Bug 65396

Summary: WorkbookFactory.create bugs on Tomcat
Product: POI Reporter: monnomiznogoud
Component: POI OverallAssignee: POI Developers List <dev>
Status: RESOLVED INFORMATIONPROVIDED    
Severity: blocker    
Priority: P2    
Version: 5.0.0-FINAL   
Target Milestone: ---   
Hardware: PC   
OS: All   

Description monnomiznogoud 2021-06-23 12:41:17 UTC
Hi,

WorkbookFactory.create (POI 5.0.0) has a weird behavior when executed on a running Tomcat server (8.0.28, with jdk 8.0.251):

XSSFWorkbook wb = new XSSFWorkbook(new File("c:/temp/test.xlsx"));
//The following finds and prints the sheet in a standalone java application, null in Tomcat
System.out.println(wb.getSheet("mysheet"));
//The following prints the sheet's name (mysheet) in a standalone java application, null in Tomcat (but finds the sheet alright)
System.out.println(wb.getSheetAt(0).getSheetName());

I've spent a few hours trying to find out why, and I failed.

Any help ?

I've reverted to my old POI3 code to open the file and find the sheet:

      OPCPackage p = OPCPackage.open(in);
      XSSFReader xssfReader = new XSSFReader(p);
      this.sharedStringsTable = xssfReader.getSharedStringsTable();
      this.stylesTable = xssfReader.getStylesTable(); 
      XSSFReader.SheetIterator iter = (XSSFReader.SheetIterator) xssfReader.getSheetsData();
      while (iter.hasNext())
      {
        InputStream stream = iter.next();
        if (this.queriedSheetName == null || this.queriedSheetName.equals(iter.getSheetName()))
        {
          this.nextDataType = xssfDataType.NUMBER;
          this.formatter = new DataFormatter();
          InputSource sheetSource = new InputSource(stream);
          SAXParserFactory saxFactory = SAXParserFactory.newInstance();
          SAXParser saxParser = saxFactory.newSAXParser();
          XMLReader sheetParser = saxParser.getXMLReader();
          sheetParser.setContentHandler(this);
          sheetParser.parse(sheetSource);
          break;
        }
      }
Comment 1 monnomiznogoud 2021-06-23 14:10:04 UTC
It seems to be a QName problem. In Tomcat localName isn't enough, nameSpace is needed or something like that.
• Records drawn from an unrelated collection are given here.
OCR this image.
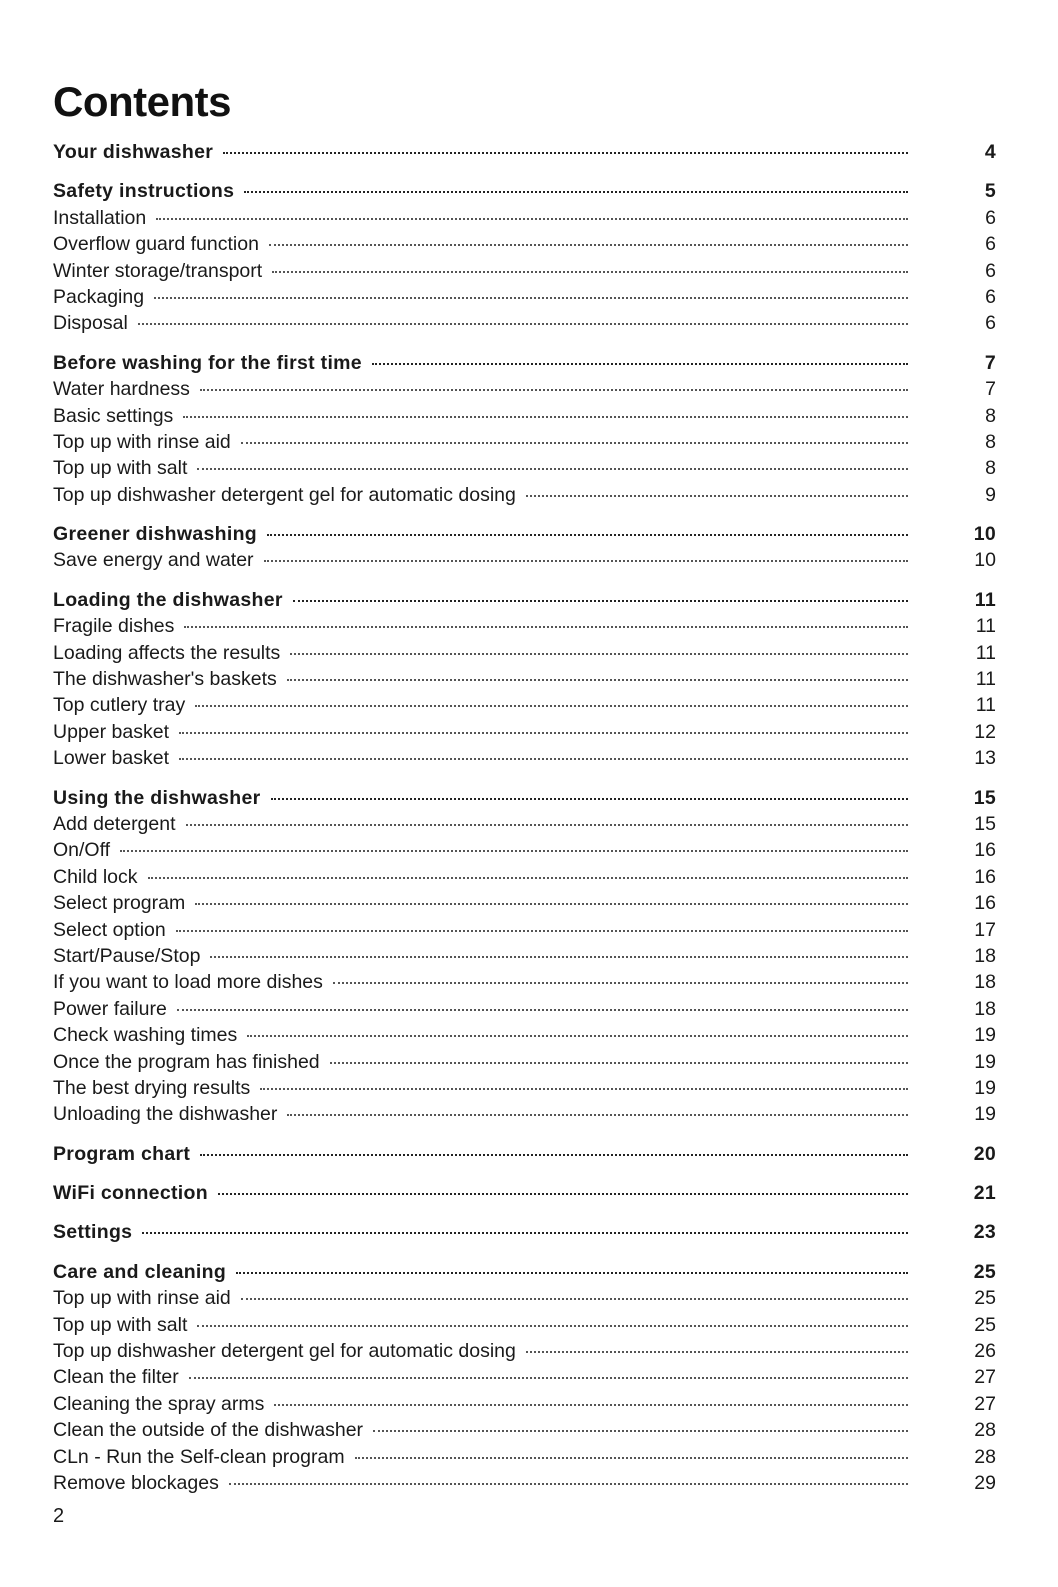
Contents
Your dishwasher	4
Safety instructions	5
Installation	6
Overflow guard function	6
Winter storage/transport	6
Packaging	6
Disposal	6
Before washing for the first time	7
Water hardness	7
Basic settings	8
Top up with rinse aid	8
Top up with salt	8
Top up dishwasher detergent gel for automatic dosing	9
Greener dishwashing	10
Save energy and water	10
Loading the dishwasher	11
Fragile dishes	11
Loading affects the results	11
The dishwasher's baskets	11
Top cutlery tray	11
Upper basket	12
Lower basket	13
Using the dishwasher	15
Add detergent	15
On/Off	16
Child lock	16
Select program	16
Select option	17
Start/Pause/Stop	18
If you want to load more dishes	18
Power failure	18
Check washing times	19
Once the program has finished	19
The best drying results	19
Unloading the dishwasher	19
Program chart	20
WiFi connection	21
Settings	23
Care and cleaning	25
Top up with rinse aid	25
Top up with salt	25
Top up dishwasher detergent gel for automatic dosing	26
Clean the filter	27
Cleaning the spray arms	27
Clean the outside of the dishwasher	28
CLn - Run the Self-clean program	28
Remove blockages	29
2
Not only sheet names are affected, also reading cell values. For example a cell with a string is read as numeric; I guess it must be the string's hash or something.

To sum it up there seems to be a problem getting nodes attributes by name.
Comment 2 PJ Fanning 2021-06-23 14:14:50 UTC
Could you try adding xerces 2.12 to the classpath to see if that helps? It seems possible that the XML parser that you are relying on has non-standard behaviour.
Comment 3 monnomiznogoud 2021-06-23 15:33:24 UTC
(In reply to PJ Fanning from comment #2)
> Could you try adding xerces 2.12 to the classpath to see if that helps? It
> seems possible that the XML parser that you are relying on has non-standard
> behaviour.

Thanks, that solved the problem, although I do not know which parser was used before. I guess it must have been java's default parsers.